PLUMAS — Despite concerns by a local preservation group, a large but sparsely populated county in the Sierra Nevada has done a good job planning for a future of continued population decline, according to a recent California appeals court decision.
The three-judge panel concluded Plumas County's environmental impact report (EIR) under California's Environmental Quality Act (CEQA) adequately analyzed reasonably-foreseeable development within the more than 1.6 million-acre county, including what impacts to expect outside its planning area.
"Steady to declining population combined with policies designed to limit growth outside the planning areas supported the EIR’s determination that little development would occur in the manner feared by High Sierra," the California Third District Court of Appeal's decision said, referring to the High Sierra Rural Alliance, an environmental group. "We agree with the trial court that the county reasonably crafted the EIR as 'a first-tier environmental document that assesses and documents the broad environmental impacts of a program with the understanding that a more detailed site-specific review may be required to asses future projects implemented under the program'."

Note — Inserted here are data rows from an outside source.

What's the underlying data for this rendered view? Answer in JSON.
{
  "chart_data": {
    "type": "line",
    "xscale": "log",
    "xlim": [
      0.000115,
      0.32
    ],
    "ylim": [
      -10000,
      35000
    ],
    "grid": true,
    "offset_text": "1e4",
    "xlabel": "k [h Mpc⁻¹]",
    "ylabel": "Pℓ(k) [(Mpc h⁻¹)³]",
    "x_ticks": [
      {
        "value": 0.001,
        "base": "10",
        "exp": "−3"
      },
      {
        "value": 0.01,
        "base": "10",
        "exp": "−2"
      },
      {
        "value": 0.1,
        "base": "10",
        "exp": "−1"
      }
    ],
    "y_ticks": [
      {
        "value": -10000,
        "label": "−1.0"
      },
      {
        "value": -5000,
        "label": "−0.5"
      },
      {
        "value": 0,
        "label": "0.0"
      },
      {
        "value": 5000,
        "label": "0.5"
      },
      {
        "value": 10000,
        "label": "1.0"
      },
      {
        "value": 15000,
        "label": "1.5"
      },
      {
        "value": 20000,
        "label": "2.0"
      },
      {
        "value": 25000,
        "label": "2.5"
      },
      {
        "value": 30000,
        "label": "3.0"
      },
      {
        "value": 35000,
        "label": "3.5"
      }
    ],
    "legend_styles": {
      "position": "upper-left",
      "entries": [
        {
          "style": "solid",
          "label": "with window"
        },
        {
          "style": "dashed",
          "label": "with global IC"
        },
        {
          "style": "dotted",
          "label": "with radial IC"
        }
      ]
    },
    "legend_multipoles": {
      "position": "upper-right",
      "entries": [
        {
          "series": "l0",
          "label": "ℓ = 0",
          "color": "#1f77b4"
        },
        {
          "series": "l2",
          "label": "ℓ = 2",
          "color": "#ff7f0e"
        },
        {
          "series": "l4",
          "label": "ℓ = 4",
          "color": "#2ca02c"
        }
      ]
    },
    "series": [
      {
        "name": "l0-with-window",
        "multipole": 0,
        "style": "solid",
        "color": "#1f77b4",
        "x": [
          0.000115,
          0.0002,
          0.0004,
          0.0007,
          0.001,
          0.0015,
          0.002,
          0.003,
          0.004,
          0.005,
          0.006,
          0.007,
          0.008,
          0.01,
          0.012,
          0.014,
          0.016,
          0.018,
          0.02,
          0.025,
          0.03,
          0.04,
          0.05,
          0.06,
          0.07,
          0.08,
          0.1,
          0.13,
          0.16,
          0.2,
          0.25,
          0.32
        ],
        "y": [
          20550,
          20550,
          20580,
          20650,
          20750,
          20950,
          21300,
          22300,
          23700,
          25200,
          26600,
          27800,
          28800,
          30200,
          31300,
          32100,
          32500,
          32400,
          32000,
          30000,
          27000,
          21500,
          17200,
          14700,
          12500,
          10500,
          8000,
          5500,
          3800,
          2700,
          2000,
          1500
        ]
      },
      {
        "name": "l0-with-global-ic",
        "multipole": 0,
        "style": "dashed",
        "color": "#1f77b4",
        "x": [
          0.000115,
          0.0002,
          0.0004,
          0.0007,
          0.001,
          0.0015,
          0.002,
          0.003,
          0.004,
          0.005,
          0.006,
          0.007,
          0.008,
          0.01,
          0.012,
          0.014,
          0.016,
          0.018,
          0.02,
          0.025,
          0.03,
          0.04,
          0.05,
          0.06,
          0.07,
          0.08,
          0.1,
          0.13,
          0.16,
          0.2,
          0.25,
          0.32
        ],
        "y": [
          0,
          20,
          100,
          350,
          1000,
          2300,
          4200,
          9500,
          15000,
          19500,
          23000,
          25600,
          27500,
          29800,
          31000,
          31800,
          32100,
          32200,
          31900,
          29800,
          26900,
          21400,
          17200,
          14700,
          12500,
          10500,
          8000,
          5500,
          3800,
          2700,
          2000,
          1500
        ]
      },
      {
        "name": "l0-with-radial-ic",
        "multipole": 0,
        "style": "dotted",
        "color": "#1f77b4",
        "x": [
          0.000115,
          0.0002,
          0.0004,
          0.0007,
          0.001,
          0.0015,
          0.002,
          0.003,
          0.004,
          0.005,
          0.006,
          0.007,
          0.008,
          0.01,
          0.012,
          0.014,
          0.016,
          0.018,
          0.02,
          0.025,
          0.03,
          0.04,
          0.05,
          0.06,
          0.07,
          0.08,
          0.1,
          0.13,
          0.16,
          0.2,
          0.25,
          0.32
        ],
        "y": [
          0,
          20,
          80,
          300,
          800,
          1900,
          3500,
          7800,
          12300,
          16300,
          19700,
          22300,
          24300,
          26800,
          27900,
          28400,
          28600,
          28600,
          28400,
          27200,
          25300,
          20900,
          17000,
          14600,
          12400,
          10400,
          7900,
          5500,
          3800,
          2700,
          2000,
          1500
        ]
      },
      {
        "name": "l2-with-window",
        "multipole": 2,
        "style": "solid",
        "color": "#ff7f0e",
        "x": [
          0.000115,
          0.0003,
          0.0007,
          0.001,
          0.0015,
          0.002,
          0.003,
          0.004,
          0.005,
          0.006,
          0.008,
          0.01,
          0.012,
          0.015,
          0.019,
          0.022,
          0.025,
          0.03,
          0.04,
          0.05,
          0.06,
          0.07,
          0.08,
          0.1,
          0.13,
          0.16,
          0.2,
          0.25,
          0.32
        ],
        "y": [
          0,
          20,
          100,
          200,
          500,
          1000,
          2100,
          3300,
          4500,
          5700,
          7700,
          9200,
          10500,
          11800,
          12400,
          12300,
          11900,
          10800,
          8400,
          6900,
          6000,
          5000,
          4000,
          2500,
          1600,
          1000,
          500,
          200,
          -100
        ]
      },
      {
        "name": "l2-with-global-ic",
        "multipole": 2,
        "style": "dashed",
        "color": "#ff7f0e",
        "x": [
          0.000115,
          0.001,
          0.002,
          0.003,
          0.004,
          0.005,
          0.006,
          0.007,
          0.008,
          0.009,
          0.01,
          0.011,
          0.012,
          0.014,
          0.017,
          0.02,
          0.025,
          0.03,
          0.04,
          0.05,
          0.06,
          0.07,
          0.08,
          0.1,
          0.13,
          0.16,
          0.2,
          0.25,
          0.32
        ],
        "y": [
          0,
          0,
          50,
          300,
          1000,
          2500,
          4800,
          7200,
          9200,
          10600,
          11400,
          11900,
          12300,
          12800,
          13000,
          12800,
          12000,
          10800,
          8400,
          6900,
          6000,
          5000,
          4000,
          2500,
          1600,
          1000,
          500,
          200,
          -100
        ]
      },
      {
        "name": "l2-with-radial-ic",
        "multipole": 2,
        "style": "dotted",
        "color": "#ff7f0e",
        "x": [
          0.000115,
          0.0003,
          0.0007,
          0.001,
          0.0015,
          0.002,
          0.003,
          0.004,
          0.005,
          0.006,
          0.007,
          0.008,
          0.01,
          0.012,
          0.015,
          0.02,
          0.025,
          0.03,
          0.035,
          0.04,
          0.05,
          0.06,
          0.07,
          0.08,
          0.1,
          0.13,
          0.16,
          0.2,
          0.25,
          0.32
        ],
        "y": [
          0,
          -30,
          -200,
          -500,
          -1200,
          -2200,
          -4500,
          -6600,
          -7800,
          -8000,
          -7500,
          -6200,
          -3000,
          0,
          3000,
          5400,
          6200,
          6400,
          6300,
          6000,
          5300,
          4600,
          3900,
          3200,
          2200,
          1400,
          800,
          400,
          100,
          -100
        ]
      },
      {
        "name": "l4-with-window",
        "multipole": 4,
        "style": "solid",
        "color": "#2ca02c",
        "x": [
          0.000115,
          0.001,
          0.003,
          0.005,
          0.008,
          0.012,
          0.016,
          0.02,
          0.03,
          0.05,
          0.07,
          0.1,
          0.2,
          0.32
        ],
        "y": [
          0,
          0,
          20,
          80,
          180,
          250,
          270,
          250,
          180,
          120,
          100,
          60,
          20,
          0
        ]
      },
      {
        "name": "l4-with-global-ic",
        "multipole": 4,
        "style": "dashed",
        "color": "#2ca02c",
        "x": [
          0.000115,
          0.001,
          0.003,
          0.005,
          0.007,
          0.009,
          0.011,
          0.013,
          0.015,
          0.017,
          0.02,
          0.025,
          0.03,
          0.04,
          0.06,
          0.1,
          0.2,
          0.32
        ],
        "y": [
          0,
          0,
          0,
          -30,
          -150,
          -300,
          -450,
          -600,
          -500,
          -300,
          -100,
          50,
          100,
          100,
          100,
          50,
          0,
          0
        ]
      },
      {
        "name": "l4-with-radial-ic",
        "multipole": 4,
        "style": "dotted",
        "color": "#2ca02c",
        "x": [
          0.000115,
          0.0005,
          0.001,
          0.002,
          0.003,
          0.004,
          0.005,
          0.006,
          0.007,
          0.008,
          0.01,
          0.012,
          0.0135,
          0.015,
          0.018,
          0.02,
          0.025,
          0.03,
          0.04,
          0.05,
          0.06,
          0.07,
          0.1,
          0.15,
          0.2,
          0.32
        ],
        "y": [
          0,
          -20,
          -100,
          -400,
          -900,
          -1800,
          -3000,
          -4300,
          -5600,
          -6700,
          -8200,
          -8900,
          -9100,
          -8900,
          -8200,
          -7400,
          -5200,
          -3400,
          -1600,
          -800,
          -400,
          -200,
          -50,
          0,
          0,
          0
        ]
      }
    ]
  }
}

The 35-page decision was filed Oct. 19 and certified for publication on Nov. 15
California Third District Court of Appeal Justice Andrea Lynn Hoch
Appeals Court Justice Andrea Lynn Hoch wrote the decision in which Justice Cole Blease and Justice William J. Murray Jr. concurred.
The appeals court affirmed an earlier Plumas County Superior Court ruling in February 2016 that denied in its entirety the petition and complaint filed the previous summer by the High Sierra Rural Alliance against the county over its EIR.
High Sierra Rural Alliance, a nonprofit grassroots organization with a stated commitment to the "preservation and enhancement of the rural Sierra experience," initially filed a petition for writ of mandate and complaint challenging Plumas County board adoption of the general plan update and final EIR.
The organizations alleged, among other things, that the county's general plan update violated California's Timberland Productivity Act of 1982 and that the county violated the CEQA when it failed to properly address potentially significant impacts of allowing construction of multiple buildings to cover up to two acres on a single parcel. The organization also claimed that the should be required to recirculate the final EIR because of significant information about development had been added after the public comment period closed.
The appeals court panel was not impressed by High Sierra Rural Alliance's claims.
"We are not persuaded the restrictions on maximum size in the revised building intensity standards constituted 'significant new information' that rendered the draft EIR so fundamentally and basically inadequate and conclusory in nature that meaningful public review and comments were precluded," the decision said. "To the contrary, the addition of maximum sizes for various structures did not change the scope of the project in a rural county for which the data shows fewer parcels and structures will be developed than even the small number over the decade from 2000 to 2010."
Information that was added to the EIR "merely clarifies or amplifies or makes insignificant modifications" to an already "adequate EIR," the decision said.
"The draft EIR did not fail as an informational document and the county's final EIR does not need to be recirculated," the decision said.